Now to do this in R, (see https://gist.github.com/muschellij2/5310615 for code to copy)

require(RJSONIO) ## for toJSON
nr <- nrow(data) #
ll <- vector(“list”, length=nr)
for (irow in 1:nr) ll[[irow]] <- data[irow,]
 js <- toJSON(ll, pretty=TRUE)
 
So overall, I simply made a list of the data set by looping over rows.  This is not the most efficient way – but it worked at the time.  Also my strategy is get it working, get it working efficiently, and then get it working prettily.  So now I just create a JSON object (names js), that has all the data in JSON format, in a character string.  
I then pass this data into the d3params file (again – see development page above).
Now in javascript, to get the data, we have

this.json = d3Params.json;

this.json = JSON.parse(this.json);

Now, this.json is in the same format as the data you would get from d3.csv.  Now wherever you see “data” you put “this.json”.  You should be ready to go when you want.  Example of output below:

 

 
 Image
 
The example output is where you now have a drop-down box to change the colors of the data points depending on different discrete factors.  Also if you highlight a few points in a plot – it shows how those points fall in the other scatterplots.  
 
Step 3) Tweak original d3 script.  Now you have your data and it’s all fun and games from here right?  Partly.  So anything you define in this.init or this.initalize are treated as they would be locally in that function.  If you want to use things across this.init, this.visualize, or this.update, define them globally outside these functions.  That said – d3 already attaches the data and such, so it should probably only be reusable functions that you need in multiple this functions.  (I’m not sure if you define the function as this.function it gets around this – I believe it would, but didn’t investigate).
 
Step 4) Update!

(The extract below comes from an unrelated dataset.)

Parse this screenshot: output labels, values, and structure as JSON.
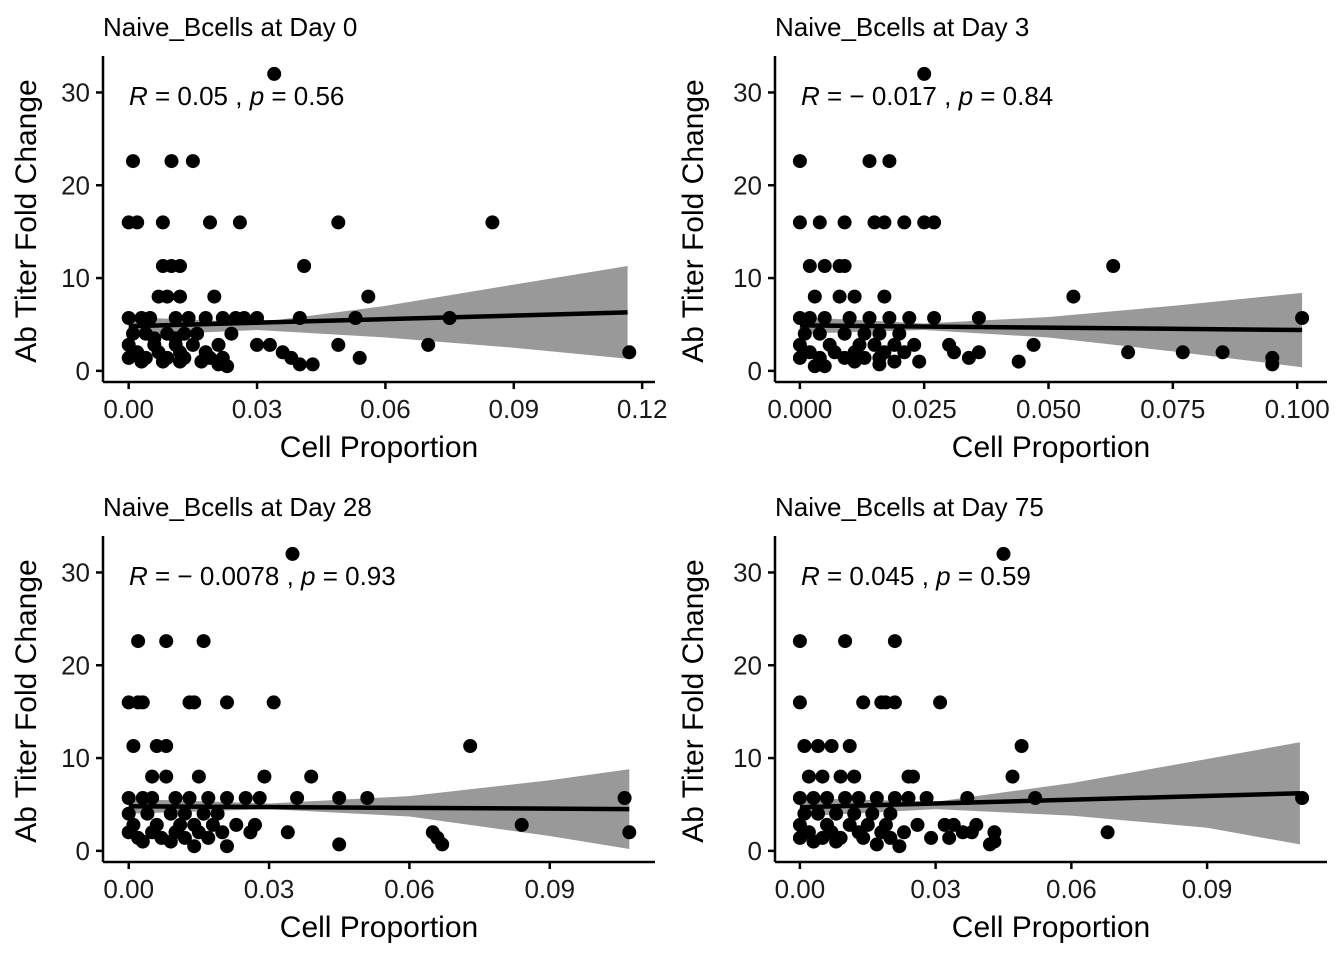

Now for what I did – I passed in a variable called “dropouts” (as to denote which aren’t numeric and therefore to drop out of the scatterplot matrix), which are the discrete factors by which I want to color the plot.  Now you need to add some things into this.update for your transition/interactions.  For example here, I passed the names of the dropout variables in my varList for healthvis, and retrieve them in this.update using formdata[0].value.  That then allows me to call the circles in d3 and then color them by the value of the variable chosen in the dropdown.
 
 
Comments – It sounds like a lot.  But let me clarify this: April 2nd it was released, I finished the app yesterday.  It was one day, and I had classes, and other stuff.  So by a lot I mean I don’t know d3 well enough to be fluent and needed a lot of console.log(“blank = “, blank) statements to figure out what was going on.  So if you know R, have seen javascript, you can make some cool visualizations.  Take 20 mins to set up your system and clone the repo.  Take 20 minutes finding some application that would be relevant for your work (that hopefully someone else has implemented in d3).  Then take 2 hours trying to get it to work (again get it to work, then efficient, then pretty).   If you can’t get it done by then, take a break, and I bet in the next 2 days (if you have time), I’ll see your healthvis app all over the place.  Or just email healthvis and hope they implement it for you.